Zwei Autokraten, viele Interessen
Was steckt hinter dem Fall Khashoggi? Die Türkei streut Informationen über ein Mordkomplott der Saudis, aber einem offenen Schlagabtausch geht sie vorerst aus dem Weg.
Vieles spricht für die türkische Version der Ereignisse. Wofür flöge Riad sonst Agenten für eine Stunde nach Istanbul, wenn nicht für eine dubiose Geheimmission? Jamal Khashoggi, der Kronprinz Muhammad Bin Salman zuletzt immer schärfer für seine Politik kritisierte hatte, fürchtete schon lang die Rache des starken Mannes im Saudi-Reich. Aus Angst um seine Sicherheit zog der ehemalige Berater der saudischen Botschaft in Washington und enge Vertraute der Königsfamilie 2017 in die USA. US-Geheimdienste sollen erfahren haben, dass saudische Sicherheitsdienste unlängst darüber beraten hätten, wie sie Khashoggi aus den USA in seine Heimat verschleppen könnten. Es wäre nicht das erste Mal, dass saudische Geheimdienste widerspenstige Staatsbürger aus dem Ausland entführen.
Weshalb zögert der türkische Präsident Recep Erdoğan dann, Salman mit den Beweisen für die mutmaßliche Ermordung Khashoggis in Istanbul direkt zu konfrontieren? Schließlich kriselt es seit Jahren zwischen beiden Herrschern: Erdoğan unterstützt Ableger der Muslimbruderschaft in ganz Nahost. Salman betrachtet die Islamisten als Gefahr für sein Regime samt Verbündeten. Nachdem Salman Katar voriges Jahr mit einer Blockade belegt hatte, um sich dessen Emir gefügig zu machen, eröffnete Erdoğan dort einen Militärstützpunkt und richtete eine Luftbrücke zur Versorgung des Emirats ein.
Der Fall Khashoggi könnte diese Spannungen weiter eskalieren lassen. Das Mordkomplott ist eine völkerrechtswidrige Verletzung türkischer Souveränität – und ein erheblicher Prestigeverlust für ein Land, das sich als sicherer Hafen für islamische Dissidenten der arabischen Welt versteht. Vor diesem Hintergrund ist es also kaum verwunderlich, dass türkische Geheimdienste Informationen über den Zwischenfall streuen. Es ist ein relativ gefahrenfreier Weg, Salman zu desavouieren und zu schwächen.
Einen offenen Schlagabtausch wollen beide Seiten vorerst nicht. Die Türkei steckt in einer tiefen wirtschaftlichen Krise. Das Land will es sich jetzt nicht mit den reichen Golfstaaten verscherzen.

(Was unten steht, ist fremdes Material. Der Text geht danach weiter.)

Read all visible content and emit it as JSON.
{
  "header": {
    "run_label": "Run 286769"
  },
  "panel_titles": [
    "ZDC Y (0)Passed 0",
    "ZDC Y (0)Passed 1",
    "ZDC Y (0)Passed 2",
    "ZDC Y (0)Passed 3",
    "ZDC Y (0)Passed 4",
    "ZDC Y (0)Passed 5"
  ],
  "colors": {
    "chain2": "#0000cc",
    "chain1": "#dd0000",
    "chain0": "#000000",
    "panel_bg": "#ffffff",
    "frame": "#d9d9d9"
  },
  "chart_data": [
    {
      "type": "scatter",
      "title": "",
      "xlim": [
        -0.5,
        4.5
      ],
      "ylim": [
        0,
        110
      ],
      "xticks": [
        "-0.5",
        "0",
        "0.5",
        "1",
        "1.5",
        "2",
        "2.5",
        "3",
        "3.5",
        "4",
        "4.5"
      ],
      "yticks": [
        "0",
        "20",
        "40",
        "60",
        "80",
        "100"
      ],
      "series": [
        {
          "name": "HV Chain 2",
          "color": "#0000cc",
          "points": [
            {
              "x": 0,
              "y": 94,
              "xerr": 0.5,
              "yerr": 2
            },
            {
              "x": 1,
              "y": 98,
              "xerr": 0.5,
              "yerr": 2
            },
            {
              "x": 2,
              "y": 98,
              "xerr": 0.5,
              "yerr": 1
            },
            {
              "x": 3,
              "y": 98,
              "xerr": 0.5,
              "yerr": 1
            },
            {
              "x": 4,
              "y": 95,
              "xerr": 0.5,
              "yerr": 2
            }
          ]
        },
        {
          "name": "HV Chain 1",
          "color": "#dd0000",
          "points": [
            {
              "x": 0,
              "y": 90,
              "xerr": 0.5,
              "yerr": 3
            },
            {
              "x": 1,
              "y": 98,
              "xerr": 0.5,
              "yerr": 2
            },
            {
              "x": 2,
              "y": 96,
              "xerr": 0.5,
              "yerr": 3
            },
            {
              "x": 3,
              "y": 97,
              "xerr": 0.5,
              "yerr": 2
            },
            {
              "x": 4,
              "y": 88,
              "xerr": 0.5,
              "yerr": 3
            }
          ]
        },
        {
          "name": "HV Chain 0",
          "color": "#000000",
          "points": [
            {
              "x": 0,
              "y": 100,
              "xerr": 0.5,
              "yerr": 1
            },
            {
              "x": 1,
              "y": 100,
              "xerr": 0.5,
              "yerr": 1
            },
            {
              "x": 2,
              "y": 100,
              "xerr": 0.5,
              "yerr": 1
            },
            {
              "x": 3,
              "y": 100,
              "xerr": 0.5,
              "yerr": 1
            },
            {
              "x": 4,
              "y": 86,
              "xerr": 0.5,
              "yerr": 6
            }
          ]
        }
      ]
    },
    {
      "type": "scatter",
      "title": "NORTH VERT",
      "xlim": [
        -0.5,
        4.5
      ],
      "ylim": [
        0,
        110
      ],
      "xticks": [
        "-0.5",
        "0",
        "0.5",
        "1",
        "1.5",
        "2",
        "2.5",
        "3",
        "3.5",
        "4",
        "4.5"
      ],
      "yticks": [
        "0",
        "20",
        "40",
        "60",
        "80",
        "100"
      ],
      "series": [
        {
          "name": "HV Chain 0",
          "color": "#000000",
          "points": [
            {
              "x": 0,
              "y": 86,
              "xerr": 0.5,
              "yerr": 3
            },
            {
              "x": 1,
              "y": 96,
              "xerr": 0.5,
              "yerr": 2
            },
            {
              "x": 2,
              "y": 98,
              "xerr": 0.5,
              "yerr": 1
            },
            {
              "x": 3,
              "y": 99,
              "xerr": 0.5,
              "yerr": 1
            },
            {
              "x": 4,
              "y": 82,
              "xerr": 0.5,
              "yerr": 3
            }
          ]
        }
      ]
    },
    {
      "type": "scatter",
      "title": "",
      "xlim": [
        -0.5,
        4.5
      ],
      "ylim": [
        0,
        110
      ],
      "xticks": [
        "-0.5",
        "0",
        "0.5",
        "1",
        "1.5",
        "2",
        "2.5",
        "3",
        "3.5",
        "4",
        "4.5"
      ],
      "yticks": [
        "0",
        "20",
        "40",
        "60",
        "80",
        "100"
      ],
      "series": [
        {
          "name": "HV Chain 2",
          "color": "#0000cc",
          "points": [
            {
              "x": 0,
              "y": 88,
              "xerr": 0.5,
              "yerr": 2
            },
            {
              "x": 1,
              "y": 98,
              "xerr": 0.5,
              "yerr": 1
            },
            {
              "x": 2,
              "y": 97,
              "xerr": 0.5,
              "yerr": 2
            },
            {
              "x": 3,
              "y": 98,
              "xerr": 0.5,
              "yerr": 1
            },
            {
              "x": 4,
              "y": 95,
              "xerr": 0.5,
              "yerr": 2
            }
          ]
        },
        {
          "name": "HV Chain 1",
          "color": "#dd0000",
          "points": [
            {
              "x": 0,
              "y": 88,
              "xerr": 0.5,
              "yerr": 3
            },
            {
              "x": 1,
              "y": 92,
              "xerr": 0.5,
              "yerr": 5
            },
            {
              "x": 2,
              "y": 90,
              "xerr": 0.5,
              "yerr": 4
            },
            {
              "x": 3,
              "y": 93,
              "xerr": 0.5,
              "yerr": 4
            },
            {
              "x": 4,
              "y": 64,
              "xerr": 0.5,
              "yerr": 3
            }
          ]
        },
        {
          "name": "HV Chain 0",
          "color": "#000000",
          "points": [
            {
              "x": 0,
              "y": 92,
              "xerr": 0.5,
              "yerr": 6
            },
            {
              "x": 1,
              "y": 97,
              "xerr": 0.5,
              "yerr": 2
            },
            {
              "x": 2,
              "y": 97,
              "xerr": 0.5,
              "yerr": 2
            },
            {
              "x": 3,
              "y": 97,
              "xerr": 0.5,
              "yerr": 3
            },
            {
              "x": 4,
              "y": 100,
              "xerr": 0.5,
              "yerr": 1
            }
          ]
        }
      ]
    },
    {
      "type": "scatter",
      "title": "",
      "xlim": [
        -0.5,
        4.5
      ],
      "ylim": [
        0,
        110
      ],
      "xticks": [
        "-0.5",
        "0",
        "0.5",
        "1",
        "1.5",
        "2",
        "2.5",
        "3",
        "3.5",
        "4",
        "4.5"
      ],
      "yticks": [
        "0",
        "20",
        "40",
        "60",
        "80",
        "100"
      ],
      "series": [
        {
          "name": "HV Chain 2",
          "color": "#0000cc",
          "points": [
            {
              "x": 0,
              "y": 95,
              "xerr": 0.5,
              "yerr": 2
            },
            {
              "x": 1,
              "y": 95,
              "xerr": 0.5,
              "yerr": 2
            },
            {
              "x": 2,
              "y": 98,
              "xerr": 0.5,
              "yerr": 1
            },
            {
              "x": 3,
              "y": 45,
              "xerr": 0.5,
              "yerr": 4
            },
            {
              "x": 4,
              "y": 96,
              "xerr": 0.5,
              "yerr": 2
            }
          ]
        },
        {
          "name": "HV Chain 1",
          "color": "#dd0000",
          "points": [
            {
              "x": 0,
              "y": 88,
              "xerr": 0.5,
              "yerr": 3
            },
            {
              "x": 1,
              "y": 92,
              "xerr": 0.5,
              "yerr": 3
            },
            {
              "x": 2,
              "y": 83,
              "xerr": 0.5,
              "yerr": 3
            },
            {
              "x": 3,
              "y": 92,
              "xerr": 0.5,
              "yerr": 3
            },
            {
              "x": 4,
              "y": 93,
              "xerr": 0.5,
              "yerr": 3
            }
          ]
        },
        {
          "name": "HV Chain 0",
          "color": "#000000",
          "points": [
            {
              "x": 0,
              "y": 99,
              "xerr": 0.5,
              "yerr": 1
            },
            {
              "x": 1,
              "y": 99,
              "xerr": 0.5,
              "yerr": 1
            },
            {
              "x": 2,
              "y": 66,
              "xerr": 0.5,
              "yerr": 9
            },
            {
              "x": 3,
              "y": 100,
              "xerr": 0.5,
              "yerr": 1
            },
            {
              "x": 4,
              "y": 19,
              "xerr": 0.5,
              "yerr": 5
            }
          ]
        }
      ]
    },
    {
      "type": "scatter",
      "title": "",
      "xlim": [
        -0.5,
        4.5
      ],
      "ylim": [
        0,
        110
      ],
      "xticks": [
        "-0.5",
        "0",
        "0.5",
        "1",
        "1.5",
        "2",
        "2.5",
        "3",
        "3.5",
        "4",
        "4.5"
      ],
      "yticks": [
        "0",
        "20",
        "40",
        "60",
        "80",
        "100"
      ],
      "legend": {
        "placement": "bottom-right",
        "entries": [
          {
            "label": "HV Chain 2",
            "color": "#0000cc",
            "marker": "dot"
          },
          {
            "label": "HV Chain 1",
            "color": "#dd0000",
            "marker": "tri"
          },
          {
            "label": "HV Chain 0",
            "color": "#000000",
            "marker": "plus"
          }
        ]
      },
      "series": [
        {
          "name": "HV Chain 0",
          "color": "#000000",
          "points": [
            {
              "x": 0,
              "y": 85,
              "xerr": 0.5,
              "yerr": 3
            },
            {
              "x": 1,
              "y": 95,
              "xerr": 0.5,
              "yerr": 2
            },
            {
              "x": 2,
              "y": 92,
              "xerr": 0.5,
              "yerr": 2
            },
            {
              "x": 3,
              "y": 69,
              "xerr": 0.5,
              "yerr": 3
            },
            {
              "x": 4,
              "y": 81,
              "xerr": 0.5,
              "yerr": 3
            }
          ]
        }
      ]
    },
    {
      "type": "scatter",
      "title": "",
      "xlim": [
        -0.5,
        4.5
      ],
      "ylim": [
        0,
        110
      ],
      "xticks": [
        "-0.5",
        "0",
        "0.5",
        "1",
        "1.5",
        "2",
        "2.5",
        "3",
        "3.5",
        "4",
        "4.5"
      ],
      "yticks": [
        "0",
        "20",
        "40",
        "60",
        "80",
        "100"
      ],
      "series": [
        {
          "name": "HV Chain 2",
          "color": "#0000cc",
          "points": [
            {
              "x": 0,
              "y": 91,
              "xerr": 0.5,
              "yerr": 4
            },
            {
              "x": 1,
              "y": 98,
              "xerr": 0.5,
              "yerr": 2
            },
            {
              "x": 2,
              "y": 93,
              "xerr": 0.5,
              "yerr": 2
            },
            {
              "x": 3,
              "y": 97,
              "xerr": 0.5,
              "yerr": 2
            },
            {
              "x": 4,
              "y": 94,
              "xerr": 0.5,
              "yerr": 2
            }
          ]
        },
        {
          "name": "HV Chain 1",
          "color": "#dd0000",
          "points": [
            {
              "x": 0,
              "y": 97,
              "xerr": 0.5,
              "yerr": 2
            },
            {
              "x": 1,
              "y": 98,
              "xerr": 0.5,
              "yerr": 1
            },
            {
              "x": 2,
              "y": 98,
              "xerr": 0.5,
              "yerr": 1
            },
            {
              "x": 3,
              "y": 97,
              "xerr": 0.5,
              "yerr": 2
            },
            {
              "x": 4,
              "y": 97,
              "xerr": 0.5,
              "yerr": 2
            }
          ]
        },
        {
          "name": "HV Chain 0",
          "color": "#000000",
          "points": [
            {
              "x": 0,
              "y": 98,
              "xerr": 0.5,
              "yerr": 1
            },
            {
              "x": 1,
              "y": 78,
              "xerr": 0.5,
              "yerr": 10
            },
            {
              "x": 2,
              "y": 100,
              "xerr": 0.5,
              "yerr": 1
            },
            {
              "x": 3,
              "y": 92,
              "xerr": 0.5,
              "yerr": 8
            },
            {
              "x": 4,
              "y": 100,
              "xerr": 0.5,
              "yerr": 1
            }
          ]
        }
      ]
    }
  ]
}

Das Handelsvolumen zwischen beiden Staaten soll acht Milliarden US-Dollar betragen, reiche Golf-Bürger sind wichtige Kunden der türkischen Tourismusindustrie.
Auch Salman hat kein Interesse an einem Eklat. Seit seiner Amtsübernahme bemüht sich der Kronprinz um das Image eines Reformers. Er will internationale Investoren ins Land locken, um die Wirtschaft, derzeit noch völlig vom Öl abhängig, zu diversifizieren. Doch seine als „impulsiv“bezeichnete Außen- und Innenpolitik, mit einem schlimmen Krieg im Jemen sowie der Verhaftung einflussreicher Geschäftsleute, schreckt immer mehr Investoren ab.
Riad und Ankara verkündeten jetzt die Einrichtung einer gemeinsamen Untersuchungskommission, die die Vorgänge in Istanbul „aufklären“soll. Mit Wahrheitsfindung dürfte das wenig zu tun haben. Wahrscheinlicher ist, dass sie eine Version des Tathergangs fabrizieren soll, die es Erdoğan und Salman ermöglicht, gleichzeitig Gesicht und Interessen zu wahren.